Using these findings, the research group plans to apply mesocrystal technology to realizing the super-efficient production of hydrogen from solar energy. The perovskite metal oxides, including strontium titanate, the target of this study, are the fundamental materials of electronic elements, so their results could be applied to a wide range of fields.

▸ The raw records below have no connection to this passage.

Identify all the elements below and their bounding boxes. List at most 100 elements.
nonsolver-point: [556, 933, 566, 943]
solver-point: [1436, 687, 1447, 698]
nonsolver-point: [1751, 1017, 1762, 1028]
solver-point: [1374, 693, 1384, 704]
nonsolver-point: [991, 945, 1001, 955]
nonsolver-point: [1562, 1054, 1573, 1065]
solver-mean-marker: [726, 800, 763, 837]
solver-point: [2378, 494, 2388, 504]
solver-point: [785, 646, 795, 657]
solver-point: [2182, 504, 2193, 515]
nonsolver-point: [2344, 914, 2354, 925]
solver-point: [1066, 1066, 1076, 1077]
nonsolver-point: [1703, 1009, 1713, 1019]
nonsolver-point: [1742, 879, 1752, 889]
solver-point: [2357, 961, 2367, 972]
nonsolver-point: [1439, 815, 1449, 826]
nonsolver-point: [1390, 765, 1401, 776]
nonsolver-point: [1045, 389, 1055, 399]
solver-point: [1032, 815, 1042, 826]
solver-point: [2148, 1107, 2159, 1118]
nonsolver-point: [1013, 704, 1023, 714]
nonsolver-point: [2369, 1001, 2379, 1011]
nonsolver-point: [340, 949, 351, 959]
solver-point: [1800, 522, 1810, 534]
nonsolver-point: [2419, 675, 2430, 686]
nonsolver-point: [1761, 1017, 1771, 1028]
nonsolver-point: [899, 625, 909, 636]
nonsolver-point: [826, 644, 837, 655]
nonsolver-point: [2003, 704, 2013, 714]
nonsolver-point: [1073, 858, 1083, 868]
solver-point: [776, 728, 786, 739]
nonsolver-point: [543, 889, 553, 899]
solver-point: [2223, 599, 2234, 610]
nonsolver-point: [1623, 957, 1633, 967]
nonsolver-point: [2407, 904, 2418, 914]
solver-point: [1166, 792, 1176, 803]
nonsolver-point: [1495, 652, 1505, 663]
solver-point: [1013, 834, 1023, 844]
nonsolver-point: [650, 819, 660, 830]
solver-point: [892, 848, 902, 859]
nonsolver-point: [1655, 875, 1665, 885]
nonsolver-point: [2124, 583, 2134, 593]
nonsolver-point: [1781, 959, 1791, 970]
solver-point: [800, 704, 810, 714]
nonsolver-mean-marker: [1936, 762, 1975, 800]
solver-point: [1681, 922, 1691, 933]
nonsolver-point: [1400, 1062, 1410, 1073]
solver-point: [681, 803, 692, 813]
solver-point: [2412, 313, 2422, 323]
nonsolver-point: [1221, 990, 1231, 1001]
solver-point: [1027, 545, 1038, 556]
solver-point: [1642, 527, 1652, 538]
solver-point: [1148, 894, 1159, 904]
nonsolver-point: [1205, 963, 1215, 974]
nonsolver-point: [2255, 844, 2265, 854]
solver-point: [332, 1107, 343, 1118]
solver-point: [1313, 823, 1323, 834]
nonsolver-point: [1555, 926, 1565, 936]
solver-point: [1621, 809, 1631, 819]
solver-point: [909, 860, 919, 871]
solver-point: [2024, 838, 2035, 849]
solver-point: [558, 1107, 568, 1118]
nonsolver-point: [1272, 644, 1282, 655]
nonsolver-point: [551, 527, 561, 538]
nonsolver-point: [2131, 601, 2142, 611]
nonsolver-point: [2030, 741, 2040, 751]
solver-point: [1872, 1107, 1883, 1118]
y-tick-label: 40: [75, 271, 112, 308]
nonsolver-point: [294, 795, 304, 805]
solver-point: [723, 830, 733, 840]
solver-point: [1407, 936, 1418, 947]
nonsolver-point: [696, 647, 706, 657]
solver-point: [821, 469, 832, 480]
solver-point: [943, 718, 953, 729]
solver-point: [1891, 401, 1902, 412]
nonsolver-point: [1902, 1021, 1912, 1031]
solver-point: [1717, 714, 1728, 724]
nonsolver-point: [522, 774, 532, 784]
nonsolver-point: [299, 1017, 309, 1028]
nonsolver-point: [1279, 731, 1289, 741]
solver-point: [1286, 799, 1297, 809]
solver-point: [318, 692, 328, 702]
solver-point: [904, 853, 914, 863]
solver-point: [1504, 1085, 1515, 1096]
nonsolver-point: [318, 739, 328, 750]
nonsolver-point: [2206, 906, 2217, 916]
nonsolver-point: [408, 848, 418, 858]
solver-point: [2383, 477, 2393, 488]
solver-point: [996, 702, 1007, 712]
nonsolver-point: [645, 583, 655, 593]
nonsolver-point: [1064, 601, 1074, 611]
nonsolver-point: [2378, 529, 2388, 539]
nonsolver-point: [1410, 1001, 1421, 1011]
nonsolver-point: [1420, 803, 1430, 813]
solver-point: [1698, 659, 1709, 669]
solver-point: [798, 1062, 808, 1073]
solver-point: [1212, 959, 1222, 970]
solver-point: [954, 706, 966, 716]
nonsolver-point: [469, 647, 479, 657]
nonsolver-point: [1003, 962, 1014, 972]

P. Zhang, T. Ochi, M. Fujitsuka, Y. Kobori, T. Majima, T. Tachikawa (2017) “Topotactic Epitaxy of SrTiO3 Mesocrystal Superstructures with Anisotropic Construction for Efficient Overall Water Splitting” Angew. Chem. Int. Ed. 56, 5299 doi: 10.1002/anie.201702223
It would be interesting to know on what grounds critics of the hydrogen economy have ruled out perovskite strontium titanate mesocrystals fopr the production of hydrogen, or if like me they have never heard of it either, but reckon that they can rule it out anyway along with any other method of producing hydrogen.
Well, it saves studying the subject and subsequently forming an opinion I suppose.
Whatever it is, it won't work anyway.
Posted by: Davemart | 18 May 2017 at 03:01 PM
This is a lab discovery that could lead to others.
Science asks WHY this is so, if they know they can do even better.
Posted by: SJC | 18 May 2017 at 03:16 PM
Can they construct bi fuel cars with 2 tanks. One tank for hydrogen and one conventional tank of gas. You then mix some hydrogen and gas in an ice car. If hydrogen is made cheaply with no tax , it can lower our fuel bills, decrease gas consumption and alleviate pollution.
Posted by: gorr | 18 May 2017 at 07:56 PM
Hydrogen is hard to store and transport. This is the main reason for the non-appearance of the hydrogen economy.
Thus, Gorr, it would be tricky (expensive and bulky) to have two storage tanks.
Posted by: mahonj | 19 May 2017 at 06:17 AM
@mahonj if they fit a really big hydrogen tank to a small car when the tank go empty, we can thus have a cheap helicopter because the empty hydrogen tank get lighter than air. And depending on the wind we can fly far away for no cost.
Posted by: gorr | 19 May 2017 at 06:02 PM
Than makes no sense, but you don't know that.